O inglês pareceu reflectir por um instante. Olhou os despojos deploráveis do doente,
que tinha o rosto sacudido por espasmos dolorosos e as mãos trémulas. Uma
carcaça emagrecida com um acre odor de suor, urina e outros humores que o calor
da tenda tornava insuportáveis.
Filipe ergueu a mão
febril, pôs o indicador no peito do soberano, gigante e maciço. Em seguida,
sussurrou: vá, Ricardo... Leve seu coração de leão até Jerusalém. Controlando a
repugnância, o inglês se obrigou a pôr a mão amigável na testa ardente do
doente e respondeu: que seja. Ao beijar o solo, terei um pensamento afectuoso
para você. Rezarei para o seu restabelecimento. E porei tanto ardor nas minhas
súplicas que, aposto, em pouco tempo estará novamente de pé. Tenho a certeza,
balbuciou Filipe. Agora, tenha a bondade de me deixar a sós com o cavaleiro
Renaud. O senhor também, abade, saia um instante... O eclesiástico saiu da
banqueta e, continuando a murmurar alguma litania em latim, retirou-se deixando
o rei Ricardo sair na frente. Este lançou um olhar distraído aos dois fiéis
amigos de Filipe, os cavaleiros Benoit e Henri, que mal o saudaram, preocupados
que estavam com a doença de seu mestre. Com um terrível esforço, Filipe tentou
sentar-se no leito. Renaud acorreu para ajudá-lo e lhe ajeitar as costas com
uma almofada.
A minha doença não
está ligada ao que fizemos na Torre maldita?, perguntou o rei. Não violaámos um
santuário? O templário tranquilizou-o: fui eu quem pegou os rolos e não sofri
nenhum sortilégio! Repito, Sire, fostes atingido por uma forte e maldita doença
do suor, que o vosso organismo fragilizado pela tristeza não pôde evitar.

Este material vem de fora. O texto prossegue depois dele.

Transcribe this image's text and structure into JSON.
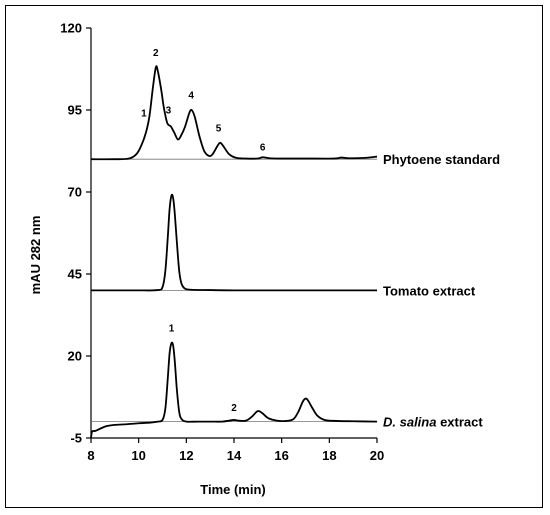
{
  "chart_data": {
    "type": "line",
    "xlabel": "Time (min)",
    "ylabel": "mAU 282 nm",
    "xlim": [
      8,
      20
    ],
    "ylim": [
      -5,
      120
    ],
    "x_ticks": [
      8,
      10,
      12,
      14,
      16,
      18,
      20
    ],
    "y_ticks": [
      -5,
      20,
      45,
      70,
      95,
      120
    ],
    "grid": false,
    "legend": "none",
    "series": [
      {
        "name": "Phytoene standard",
        "baseline": 80,
        "points": [
          [
            8,
            80
          ],
          [
            9,
            80
          ],
          [
            9.6,
            80.2
          ],
          [
            9.9,
            81.5
          ],
          [
            10.1,
            84
          ],
          [
            10.3,
            88
          ],
          [
            10.45,
            93
          ],
          [
            10.6,
            102
          ],
          [
            10.72,
            108
          ],
          [
            10.8,
            107
          ],
          [
            10.95,
            101
          ],
          [
            11.05,
            96
          ],
          [
            11.2,
            91
          ],
          [
            11.35,
            90
          ],
          [
            11.5,
            88
          ],
          [
            11.65,
            86
          ],
          [
            11.8,
            87.5
          ],
          [
            11.95,
            90
          ],
          [
            12.12,
            94
          ],
          [
            12.22,
            95
          ],
          [
            12.35,
            93
          ],
          [
            12.55,
            87
          ],
          [
            12.75,
            82.5
          ],
          [
            12.95,
            81
          ],
          [
            13.1,
            81.5
          ],
          [
            13.3,
            84
          ],
          [
            13.42,
            85
          ],
          [
            13.55,
            84
          ],
          [
            13.8,
            81.5
          ],
          [
            14.1,
            80.4
          ],
          [
            14.5,
            80.2
          ],
          [
            15,
            80.2
          ],
          [
            15.2,
            80.6
          ],
          [
            15.5,
            80.3
          ],
          [
            16,
            80.2
          ],
          [
            17,
            80.2
          ],
          [
            18.2,
            80.2
          ],
          [
            18.5,
            80.5
          ],
          [
            18.8,
            80.3
          ],
          [
            19.5,
            80.4
          ],
          [
            20,
            80.8
          ]
        ],
        "peak_labels": [
          {
            "text": "1",
            "x": 10.22,
            "y": 93
          },
          {
            "text": "2",
            "x": 10.72,
            "y": 111.5
          },
          {
            "text": "3",
            "x": 11.25,
            "y": 94
          },
          {
            "text": "4",
            "x": 12.2,
            "y": 98.5
          },
          {
            "text": "5",
            "x": 13.35,
            "y": 88.5
          },
          {
            "text": "6",
            "x": 15.2,
            "y": 82.7
          }
        ]
      },
      {
        "name": "Tomato extract",
        "baseline": 40,
        "points": [
          [
            8,
            40
          ],
          [
            9,
            40
          ],
          [
            10,
            40
          ],
          [
            10.8,
            40.1
          ],
          [
            11.0,
            41
          ],
          [
            11.12,
            46
          ],
          [
            11.22,
            56
          ],
          [
            11.3,
            65
          ],
          [
            11.38,
            69
          ],
          [
            11.45,
            68
          ],
          [
            11.52,
            63
          ],
          [
            11.6,
            55
          ],
          [
            11.7,
            46
          ],
          [
            11.8,
            42
          ],
          [
            11.95,
            40.5
          ],
          [
            12.2,
            40.2
          ],
          [
            13,
            40.1
          ],
          [
            14,
            40
          ],
          [
            16,
            40
          ],
          [
            18,
            40
          ],
          [
            20,
            40
          ]
        ],
        "peak_labels": []
      },
      {
        "name": "D. salina extract",
        "label_italic": "D. salina",
        "label_rest": " extract",
        "baseline": 0,
        "points": [
          [
            8,
            -5
          ],
          [
            8.05,
            -3
          ],
          [
            8.2,
            -2.8
          ],
          [
            8.6,
            -1.5
          ],
          [
            9,
            -1
          ],
          [
            9.5,
            -0.8
          ],
          [
            10,
            -0.5
          ],
          [
            10.5,
            -0.3
          ],
          [
            10.8,
            0
          ],
          [
            11.0,
            0.5
          ],
          [
            11.12,
            4
          ],
          [
            11.22,
            13
          ],
          [
            11.3,
            21
          ],
          [
            11.38,
            24
          ],
          [
            11.45,
            23
          ],
          [
            11.52,
            18
          ],
          [
            11.6,
            10
          ],
          [
            11.7,
            3
          ],
          [
            11.8,
            0.8
          ],
          [
            12,
            0
          ],
          [
            12.5,
            0
          ],
          [
            13,
            0
          ],
          [
            13.5,
            0
          ],
          [
            13.8,
            0.3
          ],
          [
            14.0,
            0.5
          ],
          [
            14.2,
            0.3
          ],
          [
            14.5,
            0.3
          ],
          [
            14.75,
            1.5
          ],
          [
            14.95,
            3
          ],
          [
            15.05,
            3.2
          ],
          [
            15.2,
            2.5
          ],
          [
            15.45,
            1
          ],
          [
            15.8,
            0.3
          ],
          [
            16.2,
            0.2
          ],
          [
            16.5,
            0.8
          ],
          [
            16.7,
            3
          ],
          [
            16.88,
            6
          ],
          [
            17.0,
            7
          ],
          [
            17.1,
            6.5
          ],
          [
            17.3,
            4
          ],
          [
            17.5,
            1.8
          ],
          [
            17.8,
            0.5
          ],
          [
            18.3,
            0.2
          ],
          [
            19,
            0.1
          ],
          [
            20,
            0
          ]
        ],
        "peak_labels": [
          {
            "text": "1",
            "x": 11.38,
            "y": 27.5
          },
          {
            "text": "2",
            "x": 14.0,
            "y": 3.2
          }
        ]
      }
    ]
  }
}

Certamente, precisareis de tempo para recuperar vossas forças, mas o tratamento
que administro poderá vencer essa febre. Enquanto isso, Ricardo vai colher os
louros da tomada de Jerusalém. A Cidade Santa não passa de um odre vazio. Eu já
disse, Sire, vamos deixar Ricardo com os seus sonhos de conquista e de
hegemonia. Vamos deixá-lo atolar na areia. Enquanto ele permanecer aqui, não
ficará de olho no vosso reino. O que há de tão importante nos pergaminhos que
viemos buscar? Sabereis
em breve. Os Templários entregarão os rolos a dois escribas, Agnano e Nicolau
de Pádua, da abadia de Orbigny, clérigos que saberão traduzi-los para o latim.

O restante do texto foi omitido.